Parę lat temu będąc bez pracy udało mi się zarobić na szydełkowych
firankach. Jednak o wiele więcej zarabiałam wówczas szyciem. Za to dzisiaj,
jak ktoś mnie pyta, czy zrobiłabym mu (jej ) taki sweterek , czy taką
serwetę, czy... to nieraz pół żartem , pół serio odpowiadam : Nie stać cię
na mnie :-)
I ciągle mam nadzieję, że ktoś kiedyś będzie przechowywał moje hafty z takim
pietyzmem, z jakim ja przechowuję haft (rzut okiem na obraz powyżej kompa
:-) mojej św. pamięci Babci Beci.
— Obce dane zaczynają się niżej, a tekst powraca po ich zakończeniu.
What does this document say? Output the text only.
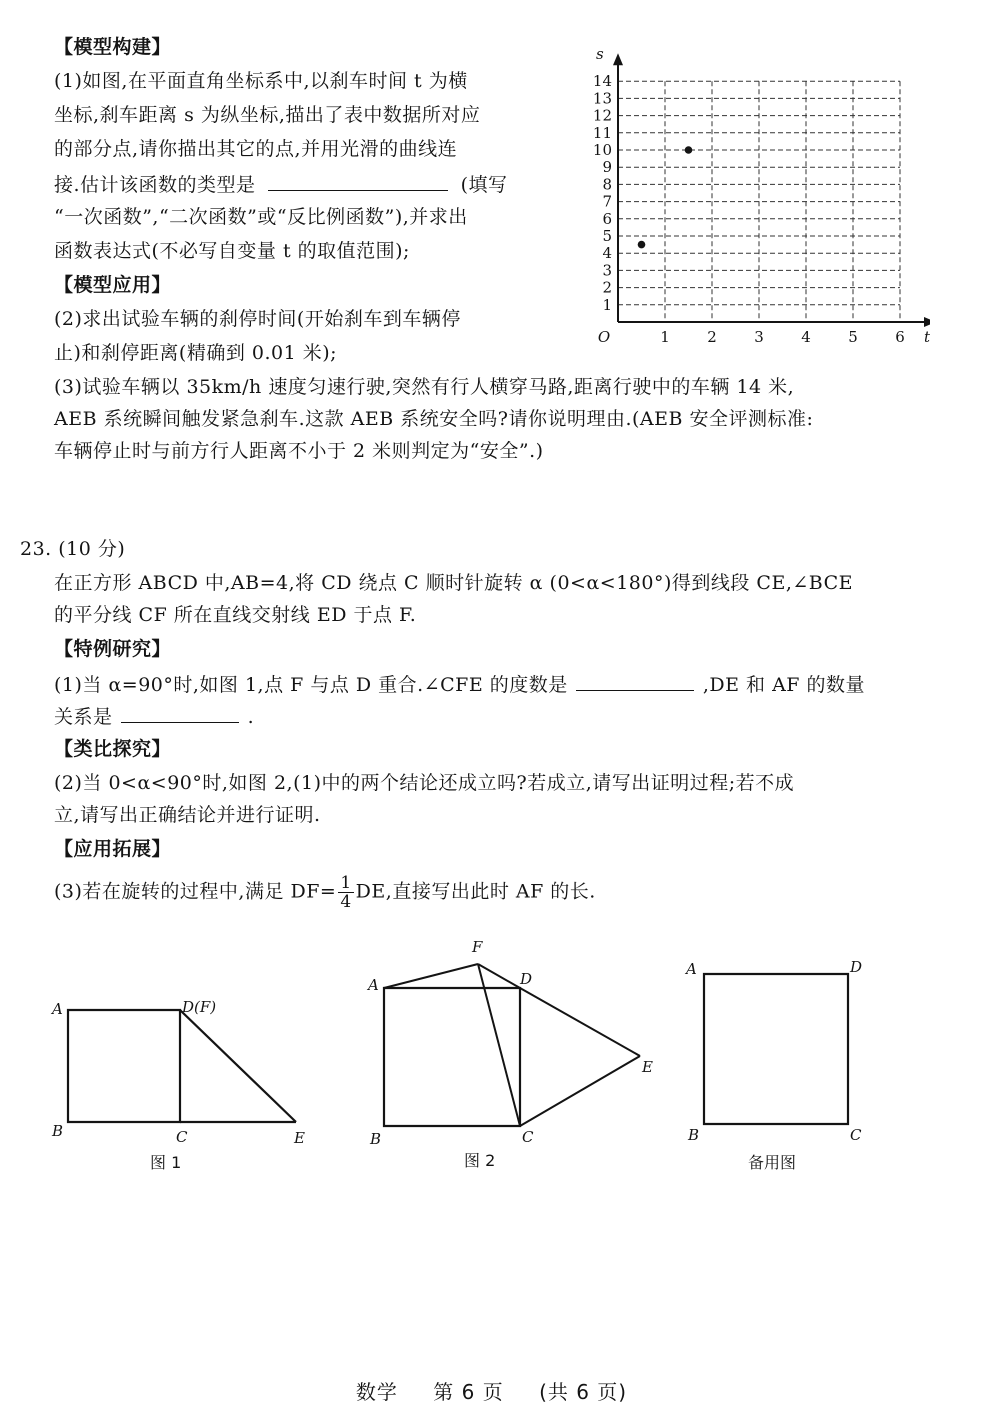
【模型构建】
(1)如图,在平面直角坐标系中,以刹车时间 t 为横
坐标,刹车距离 s 为纵坐标,描出了表中数据所对应
的部分点,请你描出其它的点,并用光滑的曲线连
接.估计该函数的类型是	(填写
“一次函数”,“二次函数”或“反比例函数”),并求出
函数表达式(不必写自变量 t 的取值范围);
【模型应用】
(2)求出试验车辆的刹停时间(开始刹车到车辆停
止)和刹停距离(精确到 0.01 米);
(3)试验车辆以 35km/h 速度匀速行驶,突然有行人横穿马路,距离行驶中的车辆 14 米,
AEB 系统瞬间触发紧急刹车.这款 AEB 系统安全吗?请你说明理由.(AEB 安全评测标准:
车辆停止时与前方行人距离不小于 2 米则判定为“安全”.)
1
2
3
4
5
6
7
8
9
10
11
12
13
14
1 2 3 4 5 6
O	t
s
23. (10 分)
在正方形 ABCD 中,AB=4,将 CD 绕点 C 顺时针旋转 α (0<α<180°)得到线段 CE,∠BCE
的平分线 CF 所在直线交射线 ED 于点 F.
【特例研究】
(1)当 α=90°时,如图 1,点 F 与点 D 重合.∠CFE 的度数是	,DE 和 AF 的数量
关系是	.
【类比探究】
(2)当 0<α<90°时,如图 2,(1)中的两个结论还成立吗?若成立,请写出证明过程;若不成
立,请写出正确结论并进行证明.
【应用拓展】
(3)若在旋转的过程中,满足 $DF= \frac{1}{4}$ DE,直接写出此时 AF 的长.
A	D(F)
B	C	E
图 1
A
F
D
E
B	C
图 2
A	D
B	C
备用图
数学 第 6 页 (共 6 页)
Czego i Wam życzę.
--
Anna vel Gratka (Ziemia Lubuska)
"Człowiek nie musi być niezwykle mądry, byle był dobry i dobroć swą
udokumentował w czynach."
› Pokaż wiadomość z nagłówkami
1. Data: 2003-08-01 16:59:17
Temat: Re: ceny za haft :-O> Po pierwsze: Aniów ci u nas dostatek ;o)
To ja jako nastepna Ania tez dołożę swoje 3 grosze...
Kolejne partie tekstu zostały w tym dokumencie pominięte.